Na de afronding van alle onderzoeksprocedures in 2019 is bijgevoegde eindrapportage
opgesteld. In de rapportage geeft de bij de regiegroep betrokken externe deskundige
een overzicht van zijn onderzoeksbevindingen en de lessen die hier volgens hem uit
kunnen worden getrokken.
Hieronder zet ik globaal uiteen welke inzichten de eerste rapportage voor het evaluatieonderzoek
en de eindrapportage voor de Regiegroep reële prijs hebben opgeleverd. Daarna geef
ik aan welk vervolg ik op grond van de huidige inzichten vanuit beide rapportages
en de gesprekken hierover met de betrokken begeleidingscommissies voor ogen heb.
Verkregen inzichten
De rapportage over de volledige eerste meting vanuit het evaluatieonderzoek en het
eindrapport van de onafhankelijk deskundige van de Regiegroep reële prijs geven een voorzichtig (eerste) beeld van de wijze waarop gemeenten en aanbieders
in de eerste periode na de inwerkingtreding van de AMvB reële prijs aan de slag zijn
gegaan met de implementatie van de AMvB.
Eerste belangrijke constatering vanuit de eerste meting voor het evaluatieonderzoek
is dat eind 2018 (het moment dat de enquete voor de eerste meting aan gemeenten is
voorgelegd) nog niet alle gemeenten AMvB-plichtig zijn. Van de 208 gemeenten die aan
de enquete voor de eerste meting hebben meegedaan, hebben 144 gemeenten aangegeven
voor een of meerdere vormen van Wmo-ondersteuning AMvB-plichtig te zijn. Dit hangt
samen met de manier waarop de AMvB reële prijs in werking treedt. Gemeenten dienen
de AMvB toe te passen bij (1) aanbestedingen die na 1 juni 2017 zijn aangekondigd
of (2) bij contracten die na 1 juni 2017 worden verlengd. Contracten die eerder zijn
afgesloten en sindsdien niet verlengd hoefden te worden, vallen nog niet onder de
werking van de AMvB reële prijs.
In gemeenten die in de periode tot eind 2018 nieuwe aanbestedingen hebben aangekondigd
of bestaande contracten hebben verlengd, zijn de ervaringen met de toepassing van
de AMvB wisselend, zowel vanuit gemeentezijde als vanuit de zijde van aanbieders.

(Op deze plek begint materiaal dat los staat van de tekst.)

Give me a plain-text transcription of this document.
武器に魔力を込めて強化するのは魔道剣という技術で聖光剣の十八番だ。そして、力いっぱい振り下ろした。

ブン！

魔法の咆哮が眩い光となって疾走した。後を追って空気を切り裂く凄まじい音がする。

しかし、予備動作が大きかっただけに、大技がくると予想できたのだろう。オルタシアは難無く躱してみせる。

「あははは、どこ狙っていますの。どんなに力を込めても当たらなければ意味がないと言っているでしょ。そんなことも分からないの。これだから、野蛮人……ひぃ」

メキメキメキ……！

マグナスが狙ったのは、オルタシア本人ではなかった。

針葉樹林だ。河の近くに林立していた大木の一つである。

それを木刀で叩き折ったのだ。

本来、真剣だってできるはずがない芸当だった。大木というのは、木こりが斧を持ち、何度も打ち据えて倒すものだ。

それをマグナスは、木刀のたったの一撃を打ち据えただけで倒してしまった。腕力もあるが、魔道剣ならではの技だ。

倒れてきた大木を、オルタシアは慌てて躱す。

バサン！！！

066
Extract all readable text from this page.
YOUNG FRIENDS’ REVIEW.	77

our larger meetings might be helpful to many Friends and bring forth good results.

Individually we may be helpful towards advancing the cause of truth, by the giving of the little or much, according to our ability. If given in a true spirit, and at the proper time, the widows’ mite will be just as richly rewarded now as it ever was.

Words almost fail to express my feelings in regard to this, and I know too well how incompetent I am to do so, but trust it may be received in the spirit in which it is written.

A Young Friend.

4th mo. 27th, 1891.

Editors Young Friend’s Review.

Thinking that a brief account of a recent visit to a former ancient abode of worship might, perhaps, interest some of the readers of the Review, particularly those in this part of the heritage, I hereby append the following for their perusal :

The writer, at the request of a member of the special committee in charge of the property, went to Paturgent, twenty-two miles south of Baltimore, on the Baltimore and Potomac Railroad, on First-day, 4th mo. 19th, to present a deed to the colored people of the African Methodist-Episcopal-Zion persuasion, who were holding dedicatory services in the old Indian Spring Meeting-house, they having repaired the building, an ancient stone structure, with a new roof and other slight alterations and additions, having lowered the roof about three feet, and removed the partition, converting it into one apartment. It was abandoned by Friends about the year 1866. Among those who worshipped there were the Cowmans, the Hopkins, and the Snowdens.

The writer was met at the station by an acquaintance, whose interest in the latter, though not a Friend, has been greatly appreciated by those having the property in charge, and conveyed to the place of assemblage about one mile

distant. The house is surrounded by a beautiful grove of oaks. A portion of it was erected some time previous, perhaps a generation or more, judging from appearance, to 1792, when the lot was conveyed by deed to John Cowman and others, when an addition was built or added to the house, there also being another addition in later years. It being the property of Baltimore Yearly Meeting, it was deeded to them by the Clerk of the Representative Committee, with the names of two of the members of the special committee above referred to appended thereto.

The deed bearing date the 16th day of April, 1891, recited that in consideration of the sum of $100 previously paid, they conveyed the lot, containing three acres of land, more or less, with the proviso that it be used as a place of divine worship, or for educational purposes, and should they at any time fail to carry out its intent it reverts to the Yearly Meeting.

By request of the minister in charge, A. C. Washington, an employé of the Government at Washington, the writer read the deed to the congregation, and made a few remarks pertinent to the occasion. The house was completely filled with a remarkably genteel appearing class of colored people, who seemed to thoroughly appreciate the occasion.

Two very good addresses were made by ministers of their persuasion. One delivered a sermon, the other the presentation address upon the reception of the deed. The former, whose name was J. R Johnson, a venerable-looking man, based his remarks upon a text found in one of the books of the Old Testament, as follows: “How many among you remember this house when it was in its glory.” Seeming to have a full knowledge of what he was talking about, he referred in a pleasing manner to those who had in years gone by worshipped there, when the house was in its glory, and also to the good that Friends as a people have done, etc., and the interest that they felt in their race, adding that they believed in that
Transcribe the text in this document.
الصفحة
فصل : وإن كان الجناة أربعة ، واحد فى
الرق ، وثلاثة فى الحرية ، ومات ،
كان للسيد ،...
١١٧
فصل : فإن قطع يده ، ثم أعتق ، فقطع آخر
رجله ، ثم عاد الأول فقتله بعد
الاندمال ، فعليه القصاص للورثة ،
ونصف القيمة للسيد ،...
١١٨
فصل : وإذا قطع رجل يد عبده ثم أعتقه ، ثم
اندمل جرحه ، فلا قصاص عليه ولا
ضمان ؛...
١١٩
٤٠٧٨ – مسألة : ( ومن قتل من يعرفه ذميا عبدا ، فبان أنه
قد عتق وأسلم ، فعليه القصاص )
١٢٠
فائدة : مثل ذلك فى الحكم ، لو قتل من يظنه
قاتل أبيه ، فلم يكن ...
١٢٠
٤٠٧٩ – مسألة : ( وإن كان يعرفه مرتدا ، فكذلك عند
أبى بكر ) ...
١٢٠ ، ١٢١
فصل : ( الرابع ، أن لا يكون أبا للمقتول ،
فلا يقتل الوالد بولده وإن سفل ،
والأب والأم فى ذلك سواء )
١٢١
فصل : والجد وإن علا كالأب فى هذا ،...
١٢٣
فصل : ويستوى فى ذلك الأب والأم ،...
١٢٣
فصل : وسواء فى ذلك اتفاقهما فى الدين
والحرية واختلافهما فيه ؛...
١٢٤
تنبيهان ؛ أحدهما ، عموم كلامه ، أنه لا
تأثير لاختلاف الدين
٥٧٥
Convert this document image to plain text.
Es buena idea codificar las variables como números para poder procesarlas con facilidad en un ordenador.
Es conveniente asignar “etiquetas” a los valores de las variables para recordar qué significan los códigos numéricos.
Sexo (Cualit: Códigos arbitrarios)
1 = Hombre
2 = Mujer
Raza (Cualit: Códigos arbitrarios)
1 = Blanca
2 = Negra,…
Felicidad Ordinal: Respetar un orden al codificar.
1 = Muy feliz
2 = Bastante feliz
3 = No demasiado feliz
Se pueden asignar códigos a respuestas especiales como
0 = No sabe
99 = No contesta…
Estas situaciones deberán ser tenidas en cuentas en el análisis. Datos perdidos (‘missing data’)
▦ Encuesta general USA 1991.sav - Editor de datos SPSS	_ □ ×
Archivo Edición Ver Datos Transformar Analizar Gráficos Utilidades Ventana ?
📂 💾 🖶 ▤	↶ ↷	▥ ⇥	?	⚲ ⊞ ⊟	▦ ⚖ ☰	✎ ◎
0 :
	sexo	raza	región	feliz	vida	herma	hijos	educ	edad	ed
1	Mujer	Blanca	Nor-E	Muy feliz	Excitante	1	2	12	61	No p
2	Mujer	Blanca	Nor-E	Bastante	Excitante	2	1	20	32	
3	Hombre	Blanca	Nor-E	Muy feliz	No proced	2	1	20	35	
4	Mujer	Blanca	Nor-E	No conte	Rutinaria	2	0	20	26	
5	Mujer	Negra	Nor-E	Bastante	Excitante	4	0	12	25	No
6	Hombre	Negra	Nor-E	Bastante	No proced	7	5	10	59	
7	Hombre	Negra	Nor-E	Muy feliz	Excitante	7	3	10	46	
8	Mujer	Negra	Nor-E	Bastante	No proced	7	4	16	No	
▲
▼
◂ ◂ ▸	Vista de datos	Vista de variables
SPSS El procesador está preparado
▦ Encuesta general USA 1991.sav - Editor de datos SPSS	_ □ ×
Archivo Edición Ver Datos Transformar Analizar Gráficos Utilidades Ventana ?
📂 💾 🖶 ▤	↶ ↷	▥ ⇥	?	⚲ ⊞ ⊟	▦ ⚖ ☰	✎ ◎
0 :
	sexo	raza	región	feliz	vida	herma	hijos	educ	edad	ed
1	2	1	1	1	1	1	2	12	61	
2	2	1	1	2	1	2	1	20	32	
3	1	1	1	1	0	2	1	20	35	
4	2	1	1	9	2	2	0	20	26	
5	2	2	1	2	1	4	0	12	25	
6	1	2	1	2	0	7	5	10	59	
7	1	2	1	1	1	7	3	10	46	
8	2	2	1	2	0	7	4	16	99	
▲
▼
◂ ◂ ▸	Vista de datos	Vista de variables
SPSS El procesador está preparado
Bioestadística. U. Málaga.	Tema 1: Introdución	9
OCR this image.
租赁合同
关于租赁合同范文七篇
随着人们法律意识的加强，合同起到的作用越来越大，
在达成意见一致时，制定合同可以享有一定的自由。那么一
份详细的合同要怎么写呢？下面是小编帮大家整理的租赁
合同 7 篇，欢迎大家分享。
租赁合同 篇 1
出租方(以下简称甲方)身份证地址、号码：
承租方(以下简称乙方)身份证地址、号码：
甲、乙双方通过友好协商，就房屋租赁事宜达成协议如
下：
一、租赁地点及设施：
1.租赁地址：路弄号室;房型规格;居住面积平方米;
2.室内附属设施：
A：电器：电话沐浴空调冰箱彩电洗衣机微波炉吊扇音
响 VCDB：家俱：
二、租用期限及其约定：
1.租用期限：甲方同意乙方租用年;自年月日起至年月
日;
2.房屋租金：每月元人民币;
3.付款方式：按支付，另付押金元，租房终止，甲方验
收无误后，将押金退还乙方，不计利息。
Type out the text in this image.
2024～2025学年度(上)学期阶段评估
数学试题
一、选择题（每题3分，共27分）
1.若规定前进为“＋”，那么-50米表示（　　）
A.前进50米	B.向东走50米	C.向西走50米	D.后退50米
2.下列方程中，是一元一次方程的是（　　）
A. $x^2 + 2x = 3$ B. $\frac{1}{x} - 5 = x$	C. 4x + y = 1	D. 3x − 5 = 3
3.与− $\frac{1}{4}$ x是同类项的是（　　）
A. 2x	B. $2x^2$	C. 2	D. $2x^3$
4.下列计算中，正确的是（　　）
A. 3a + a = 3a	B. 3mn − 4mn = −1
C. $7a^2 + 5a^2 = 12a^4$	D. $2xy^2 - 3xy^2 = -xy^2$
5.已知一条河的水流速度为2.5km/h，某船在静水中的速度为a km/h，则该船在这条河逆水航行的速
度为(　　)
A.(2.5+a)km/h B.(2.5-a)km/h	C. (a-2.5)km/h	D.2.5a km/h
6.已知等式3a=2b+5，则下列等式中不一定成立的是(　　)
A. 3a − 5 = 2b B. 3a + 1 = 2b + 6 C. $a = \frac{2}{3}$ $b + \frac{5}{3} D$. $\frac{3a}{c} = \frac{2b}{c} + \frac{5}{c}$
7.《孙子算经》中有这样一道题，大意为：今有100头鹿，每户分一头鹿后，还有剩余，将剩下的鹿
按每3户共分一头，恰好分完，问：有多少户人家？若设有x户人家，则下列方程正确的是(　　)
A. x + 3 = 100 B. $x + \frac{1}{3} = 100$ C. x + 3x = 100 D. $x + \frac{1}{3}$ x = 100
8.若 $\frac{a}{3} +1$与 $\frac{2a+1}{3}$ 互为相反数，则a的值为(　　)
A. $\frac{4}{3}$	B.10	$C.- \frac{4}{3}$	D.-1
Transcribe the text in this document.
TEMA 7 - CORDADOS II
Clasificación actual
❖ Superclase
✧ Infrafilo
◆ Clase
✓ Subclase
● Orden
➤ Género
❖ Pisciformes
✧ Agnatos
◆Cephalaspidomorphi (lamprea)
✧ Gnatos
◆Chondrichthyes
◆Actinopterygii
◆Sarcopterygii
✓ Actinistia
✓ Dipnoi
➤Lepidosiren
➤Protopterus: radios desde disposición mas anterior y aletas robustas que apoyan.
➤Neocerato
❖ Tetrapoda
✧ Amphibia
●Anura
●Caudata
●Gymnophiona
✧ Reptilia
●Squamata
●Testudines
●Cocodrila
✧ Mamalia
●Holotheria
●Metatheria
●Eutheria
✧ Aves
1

Gemeenten geven aan dat door de toepassing van de AMvB de juiste discussie met aanbieders
op lokaal niveau gevoerd wordt. Gemeenten en aanbieders zijn echter (nog) niet onverkort
positief over de toepassing van de AMvB. In sommige gemeenten heeft het gesprek over
kostprijselementen zelfs geleid tot een verharding van de relatie tussen de gemeente
en de zorgaanbieder. Dit blijkt zowel uit de rapportage over de volledige eerste meting
vanuit het evaluatieonderzoek als uit de eindrapportage van de onafhankelijk deskundige
van de Regiegroep reële prijs. De bij de regiegroep betrokken onafhankelijke deskundige wijst gemeenten en aanbieders
in zijn eindrapportage dan ook op het belang van wederzijdse transparantie. Alleen
indien aanbieders transparant zijn in de kosten die zij maken en gemeenten transparant
zijn in de berekeningen waarmee zij tot een tarief komen, kan een goed inhoudelijk
gesprek worden gevoerd.
Ondanks de constatering dat gemeenten en aanbieders soms nog worstelen met de toepassing
van de AMvB, kan ook worden vastgesteld dat discussies over de toepassing van de amvb
in 2018 niet tot een buitensporig aantal onderbouwde meldingen bij de Regiegroep reële
prijs heeft geleid. In totaal zijn in de periode van eind 2017 tot eind 2018 55 meldingen
bij de regiegroep ingediend, waarvan in 30 gevallen (betreffende in totaal 74 gemeenten)
door de regiegroep is besloten dat er op grond van de melding voldoende aanleiding
was voor nader onderzoek door de externe deskundige. Uit de rapportage over de volledige
eerste meting vanuit het evaluatieonderzoek blijkt ook dat juridische procedures over
de toepassing van de AMvB in 2017 en 2018 nagenoeg achterwege zijn gebleven.
Van de 30 meldingen die in opdracht van de regiegroep nader zijn onderzocht, heeft
de externe deskundige in 12 gevallen geconstateerd dat de AMvB correct was toegepast.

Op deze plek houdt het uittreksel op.